Le Pakistan est en proie à des catastrophes climatiques depuis le début de l’été. L’inondation qui a impacté le pays a mis un tiers du territoire sous les eaux, causé près de 1400 décès et touché environ 33 millions de personnes. Une situation qui montre l’ampleur des désastres du réchauffement climatique sur les pays semi coloniaux.

vendredi 16 septembre

Credit photo : AFP

Depuis le début de l’été, le Pakistan subit de plein fouet les conséquences de la crise climatique. Après les vagues de chaleur, et la canicule, la population fait désormais face aux torrents de pluies. Selon une étude du World Weather Attribution, les inondations auraient causées près de 1400 décès et touché environ 33 millions de personnes.

Alors qu’un tiers du Pakistan est noyé, « la situation pourrait encore empirer, puisque le barrage qui retient le plus grand lac du pays menace de céder à tout moment » raconte France Info. Les digues du lac Manchar menacent de céder, et des canaux ont été créés dans la province du Sind pour détourner l’eau et éviter que de nouveaux villages finissent sous les eaux.

Si la montée des eaux dans les lacs est un phénomène naturel au Pakistan pendant la saison de la mousson, et qu’une fois tous les cent ans le pays fait face à d’importantes inondations, la situation est exceptionnellement grave. Plus de 30 milliards de dollars de dommages sont à décompter, notamment à cause de la destruction des champs de culture. Dans un article, Le Monde, interroge un agriculteur, « les champs de coton ont été entièrement détruits, ils ne donneront plus rien, alors nous faisons brouter les animaux ici, car ils n’ont plus d’herbe », constate-t-il. Alors que l’économie du pays repose principalement sur l’industrie textile et l’exportation de matières premières, c’est un véritable désastre.
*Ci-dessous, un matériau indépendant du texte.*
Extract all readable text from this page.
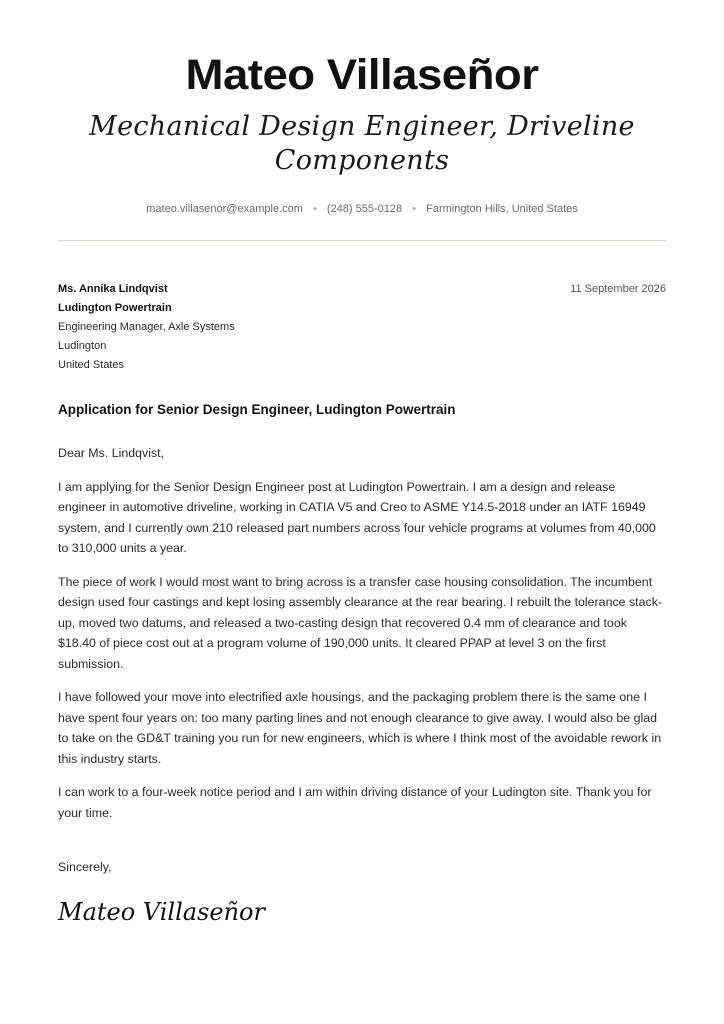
Mateo Villaseñor
Mechanical Design Engineer, Driveline Components
mateo.villasenor@example.com • (248) 555-0128 • Farmington Hills, United States
Ms. Annika Lindqvist
Ludington Powertrain
Engineering Manager, Axle Systems
Ludington
United States
11 September 2026
Application for Senior Design Engineer, Ludington Powertrain

Dear Ms. Lindqvist,

I am applying for the Senior Design Engineer post at Ludington Powertrain. I am a design and release engineer in automotive driveline, working in CATIA V5 and Creo to ASME Y14.5-2018 under an IATF 16949 system, and I currently own 210 released part numbers across four vehicle programs at volumes from 40,000 to 310,000 units a year.

The piece of work I would most want to bring across is a transfer case housing consolidation. The incumbent design used four castings and kept losing assembly clearance at the rear bearing. I rebuilt the tolerance stack-up, moved two datums, and released a two-casting design that recovered 0.4 mm of clearance and took $18.40 of piece cost out at a program volume of 190,000 units. It cleared PPAP at level 3 on the first submission.

I have followed your move into electrified axle housings, and the packaging problem there is the same one I have spent four years on: too many parting lines and not enough clearance to give away. I would also be glad to take on the GD&T training you run for new engineers, which is where I think most of the avoidable rework in this industry starts.

I can work to a four-week notice period and I am within driving distance of your Ludington site. Thank you for your time.

Sincerely,
Mateo Villaseñor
Le réchauffement climatique en cause

Selon les chercheurs de WWA, qui ont comparé grâce à « 31 différents modèles » informatiques les données météos pakistanaises, il est fortement probable que le réchauffement climatique soit responsable de ces inondations. Les conclusions de l’étude sont claires : « certains modèles suggèrent que le changement climatique a augmenté jusqu’à 50% les précipitations totales sur cinq jours dans le Sind et le Baloutchistan ». Par ailleurs, ces phénomènes pourraient arriver de manière plus fréquente à cause de la crise climatique.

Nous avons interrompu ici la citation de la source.